Use cases
Runner's Splits — where it earns its place
On Runner's Splits —
You want to finish in under two hours; the question is what that means at kilometre one, when you feel immortal and are about to ruin everything. Runner's Splits does the pace arithmetic — target time into per-kilometre splits, or your pace into a projected finish — so the plan exists before the gun goes. … On this page: three concrete ways anyone who does this calculation more than once reaches for the Runner's Splits, and the signals that tell you it fits.
When the Runner's Splits earns its place
You come to the Runner's Splits the way you come to any well-made calculator: with numbers, a question, and no patience for a landing page. It gives you a result and forgets it. That is its whole personality.

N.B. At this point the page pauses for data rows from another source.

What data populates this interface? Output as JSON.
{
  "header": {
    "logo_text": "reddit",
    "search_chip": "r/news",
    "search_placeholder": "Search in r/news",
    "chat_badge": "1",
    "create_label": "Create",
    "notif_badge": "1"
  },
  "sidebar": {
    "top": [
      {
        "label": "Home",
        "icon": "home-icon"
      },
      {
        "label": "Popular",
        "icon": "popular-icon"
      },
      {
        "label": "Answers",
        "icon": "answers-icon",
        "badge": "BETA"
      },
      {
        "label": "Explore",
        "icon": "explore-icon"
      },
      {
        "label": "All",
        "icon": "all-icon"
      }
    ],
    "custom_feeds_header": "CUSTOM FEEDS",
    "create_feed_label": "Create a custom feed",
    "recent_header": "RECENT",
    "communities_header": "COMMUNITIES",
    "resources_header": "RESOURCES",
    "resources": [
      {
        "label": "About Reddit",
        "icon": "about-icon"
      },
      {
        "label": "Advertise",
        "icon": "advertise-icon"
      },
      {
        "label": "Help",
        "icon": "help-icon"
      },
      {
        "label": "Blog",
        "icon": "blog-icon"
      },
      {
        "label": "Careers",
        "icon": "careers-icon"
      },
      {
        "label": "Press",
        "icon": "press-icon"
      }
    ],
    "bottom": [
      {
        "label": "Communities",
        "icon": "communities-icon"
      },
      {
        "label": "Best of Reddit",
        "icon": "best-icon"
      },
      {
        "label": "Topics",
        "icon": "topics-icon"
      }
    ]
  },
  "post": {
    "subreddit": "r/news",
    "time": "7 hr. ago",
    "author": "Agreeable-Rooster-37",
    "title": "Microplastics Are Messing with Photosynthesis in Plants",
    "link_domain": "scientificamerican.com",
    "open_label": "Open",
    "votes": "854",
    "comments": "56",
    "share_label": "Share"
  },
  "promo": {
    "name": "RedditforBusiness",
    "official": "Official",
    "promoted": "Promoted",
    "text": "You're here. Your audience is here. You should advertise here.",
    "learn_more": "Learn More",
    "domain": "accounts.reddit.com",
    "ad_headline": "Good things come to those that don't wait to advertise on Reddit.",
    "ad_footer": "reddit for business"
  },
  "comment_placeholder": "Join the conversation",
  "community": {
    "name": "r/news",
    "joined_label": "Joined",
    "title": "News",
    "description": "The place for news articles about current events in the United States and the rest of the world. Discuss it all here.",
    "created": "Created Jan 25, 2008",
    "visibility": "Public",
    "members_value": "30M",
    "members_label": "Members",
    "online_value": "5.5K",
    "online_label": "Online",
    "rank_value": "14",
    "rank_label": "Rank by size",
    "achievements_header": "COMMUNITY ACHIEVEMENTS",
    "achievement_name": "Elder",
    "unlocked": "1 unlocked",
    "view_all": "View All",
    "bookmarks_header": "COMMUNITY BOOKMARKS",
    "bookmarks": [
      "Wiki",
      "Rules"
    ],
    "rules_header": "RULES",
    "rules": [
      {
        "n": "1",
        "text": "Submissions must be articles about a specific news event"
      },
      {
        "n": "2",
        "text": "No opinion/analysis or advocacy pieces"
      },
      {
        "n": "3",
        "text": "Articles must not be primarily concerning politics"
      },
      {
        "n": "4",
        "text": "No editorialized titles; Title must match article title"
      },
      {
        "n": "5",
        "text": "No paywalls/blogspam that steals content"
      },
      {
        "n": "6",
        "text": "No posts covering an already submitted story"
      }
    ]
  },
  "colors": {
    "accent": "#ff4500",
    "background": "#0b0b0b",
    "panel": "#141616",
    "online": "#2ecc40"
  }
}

Most tools in this category — web calculators festooned with ads, spreadsheet templates you paid for once and lost — solve a version of the same problem, then bill you monthly for the privilege of remembering it. The Runner's Splits takes the opposite bargain: one file, once, kept.
Three scenarios drawn from sport, fitness, and outdoors
The everyday one: you open the Runner's Splits on a Tuesday morning, punch in the numbers, and close it. Two minutes. The record is more honest than the app that pinged you to remind you.
The specific one: — the workflow it names is the calculation that most needs a home outside a subscription. Some people use only the Runner's Splits. Some fold it into a Swiss Knife next to five others. Both are correct.
The out-of-band one: months later, you want to look back. The Runner's Splits still opens because it is a file. There is no login lapsed, no export deadline missed. The answer is where you left it.
Signals it fits anyone who does this calculation more than once
You want a calculation that behaves like a document, not a service. You are comfortable typing your own numbers in. You would rather own the file than rent the calculator. Weight in the knife: 1. Manual: no manual — the tool is its own instructions.
Signals it fits
- You do this calculation more than onceThe Runner's Splits pays back every time you don't have to reinvent the shape.
- You want it offline, on your own machineNo account, no cloud, no vendor between you and the arithmetic.
- You're comfortable with a hand-kept fileThe Runner's Splits is a document. It behaves like one.
Questions people ask
How do I calculate my race pace for a target finish time?
Give it the distance and the time you are aiming for, and it computes the pace and the splits. Write them on your hand, tape them to your bottle — the plan is now portable.
Is this a full replacement for web calculators festooned with ads?
For the working core of what most people use it for — yes. For enterprise features (team seats, integrations, auto-import), no. The Runner's Splits is deliberately smaller and more honest about its scope.
Who is the Runner's Splits not for?
Anyone who does this calculation more than once's opposite: a team that needs shared cloud state, or someone who wants automation over ownership. Use a SaaS for that; use this for the file.
A calculation that opens where you left it, on the machine you left it on.